Answer by Blowpops(1) About Me  (Show Source):
You can put this solution on YOUR website!
If these are for Math 209, then this is how you factor them.
1). Factor Out the GCF in this expression:
15x^2 y^2-9xy^2+6x^2y
ANSWER:First thing to do is determine what numbers can be multiplied to get 15, 9 and 6. In this case, it will be 3, which is your common number. Then find the rest of your greatest common factors of x and y. In this case, the GCF is 3xy and you then delete it wherever you can. This should leave you with 5xy-3y+2x. To check multiply your GCF of 3xy(5xy-3y+2x) and you should get your original equation of 15x^2y^2-9xy^2+6x^2y
2). Use grouping to factor each Polynomial completely:
x^3+ax+3a+3x^2
ANSWER: First thing to do with this is change the order to group like items.
x^3+3x^2+ax+3a. Find your GCF, which are x^2 and a. Delete them from your equation. This will leave you with (x+3)(x+3).

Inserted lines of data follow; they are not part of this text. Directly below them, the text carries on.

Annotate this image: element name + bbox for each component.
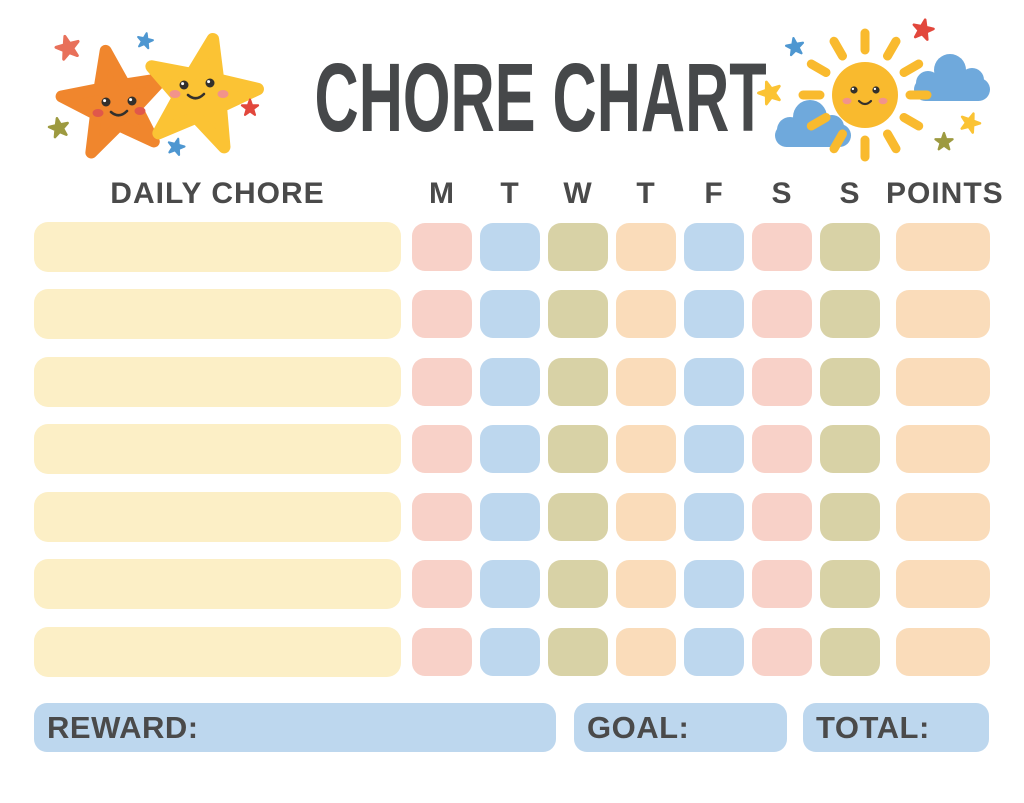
day-check-cell[interactable] xyxy=(480,290,540,338)
day-check-cell[interactable] xyxy=(480,425,540,473)
small-blue-star-icon xyxy=(136,32,154,49)
day-header: T xyxy=(500,177,520,210)
day-check-cell[interactable] xyxy=(548,493,608,541)
day-header: T xyxy=(636,177,656,210)
chore-name-cell[interactable] xyxy=(34,559,401,609)
day-check-cell[interactable] xyxy=(412,560,472,608)
day-check-cell[interactable] xyxy=(616,425,676,473)
day-check-cell[interactable] xyxy=(616,290,676,338)
points-cell[interactable] xyxy=(896,628,990,676)
day-check-cell[interactable] xyxy=(412,628,472,676)
chore-name-cell[interactable] xyxy=(34,222,401,272)
chore-name-cell[interactable] xyxy=(34,424,401,474)
total-label: TOTAL: xyxy=(816,710,930,745)
points-cell[interactable] xyxy=(896,560,990,608)
points-cell[interactable] xyxy=(896,290,990,338)
sun-icon xyxy=(798,28,932,162)
day-check-cell[interactable] xyxy=(820,358,880,406)
day-check-cell[interactable] xyxy=(412,290,472,338)
day-check-cell[interactable] xyxy=(548,358,608,406)
day-check-cell[interactable] xyxy=(752,223,812,271)
points-cell[interactable] xyxy=(896,425,990,473)
day-check-cell[interactable] xyxy=(480,560,540,608)
page-title: CHORE CHART xyxy=(314,44,767,153)
day-check-cell[interactable] xyxy=(412,425,472,473)
cloud-icon xyxy=(775,100,851,147)
day-check-cell[interactable] xyxy=(752,560,812,608)
day-check-cell[interactable] xyxy=(752,358,812,406)
day-check-cell[interactable] xyxy=(820,425,880,473)
day-check-cell[interactable] xyxy=(616,223,676,271)
small-blue-star-icon xyxy=(785,37,805,56)
day-check-cell[interactable] xyxy=(480,493,540,541)
day-header: S xyxy=(771,177,793,210)
day-check-cell[interactable] xyxy=(684,560,744,608)
day-check-cell[interactable] xyxy=(752,290,812,338)
total-box[interactable]: TOTAL: xyxy=(803,703,989,752)
orange-star-icon xyxy=(55,42,173,156)
day-check-cell[interactable] xyxy=(752,425,812,473)
stars-decoration xyxy=(8,16,272,166)
small-olive-star-icon xyxy=(935,133,952,149)
sun-decoration xyxy=(742,8,990,162)
goal-label: GOAL: xyxy=(587,710,690,745)
small-blue-star-icon xyxy=(166,137,186,156)
reward-box[interactable]: REWARD: xyxy=(34,703,556,752)
day-check-cell[interactable] xyxy=(480,358,540,406)
day-check-cell[interactable] xyxy=(616,560,676,608)
points-header: POINTS xyxy=(886,177,1004,210)
day-check-cell[interactable] xyxy=(684,628,744,676)
day-check-cell[interactable] xyxy=(684,493,744,541)
day-check-cell[interactable] xyxy=(684,223,744,271)
points-cell[interactable] xyxy=(896,493,990,541)
day-check-cell[interactable] xyxy=(616,628,676,676)
day-check-cell[interactable] xyxy=(820,493,880,541)
chore-name-cell[interactable] xyxy=(34,289,401,339)
day-header: S xyxy=(839,177,861,210)
daily-chore-header: DAILY CHORE xyxy=(110,177,325,210)
small-olive-star-icon xyxy=(48,116,70,138)
day-header: M xyxy=(429,177,455,210)
day-check-cell[interactable] xyxy=(820,560,880,608)
day-check-cell[interactable] xyxy=(548,223,608,271)
day-header: W xyxy=(563,177,593,210)
day-check-cell[interactable] xyxy=(684,290,744,338)
day-check-cell[interactable] xyxy=(820,223,880,271)
small-coral-star-icon xyxy=(54,33,82,60)
points-cell[interactable] xyxy=(896,358,990,406)
day-check-cell[interactable] xyxy=(412,358,472,406)
day-check-cell[interactable] xyxy=(412,493,472,541)
day-check-cell[interactable] xyxy=(480,223,540,271)
small-yellow-star-icon xyxy=(958,110,982,134)
small-red-star-icon xyxy=(911,18,934,41)
day-check-cell[interactable] xyxy=(684,425,744,473)
chore-name-cell[interactable] xyxy=(34,627,401,677)
day-check-cell[interactable] xyxy=(548,560,608,608)
day-header: F xyxy=(704,177,724,210)
day-check-cell[interactable] xyxy=(616,493,676,541)
day-check-cell[interactable] xyxy=(752,628,812,676)
day-check-cell[interactable] xyxy=(480,628,540,676)
day-check-cell[interactable] xyxy=(820,290,880,338)
day-check-cell[interactable] xyxy=(684,358,744,406)
day-check-cell[interactable] xyxy=(548,290,608,338)
goal-box[interactable]: GOAL: xyxy=(574,703,787,752)
day-check-cell[interactable] xyxy=(548,628,608,676)
day-check-cell[interactable] xyxy=(616,358,676,406)
points-cell[interactable] xyxy=(896,223,990,271)
yellow-star-icon xyxy=(138,28,265,151)
chore-name-cell[interactable] xyxy=(34,357,401,407)
chore-name-cell[interactable] xyxy=(34,492,401,542)
small-yellow-star-icon xyxy=(756,79,783,106)
cloud-icon xyxy=(914,54,990,101)
day-check-cell[interactable] xyxy=(412,223,472,271)
reward-label: REWARD: xyxy=(47,710,199,745)
day-check-cell[interactable] xyxy=(820,628,880,676)
day-check-cell[interactable] xyxy=(548,425,608,473)
day-check-cell[interactable] xyxy=(752,493,812,541)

3). Factor this polinomial. If it is prime, please tell me.
18z + 45 + z^2
ANSWER: To determine if a number is prime, you have to search for pairs of numbers that you can add to make the sum and also multiply to get the product. Again, the first thing you do is rearrange the equation to group like items z^2+18z+45. You need to find a set of numbers with the sum of 18 and product of 45. Examples 1,45/3,6/2,9/5,9/3. For this problem, the set will be 3,15 because when you add them you get 18 (the sum) and multiplied they are 45 (the product). Substitute them into your equation (z+15)(z+3) so you can use the FOIL method and multiply to check them. FOIL gives you z^2+3z+15z+45. Then add like terms, which gives you z^2+18z+45.
4). 3x^3y^2-3x^2y^2+3xy^2
ANSWER: In this equation, the numbers are the same, only 0,3 will work for the sum. Although this works for the sum, it doesn't work for the product, so it is prime.
Hope this helps to explain it to you.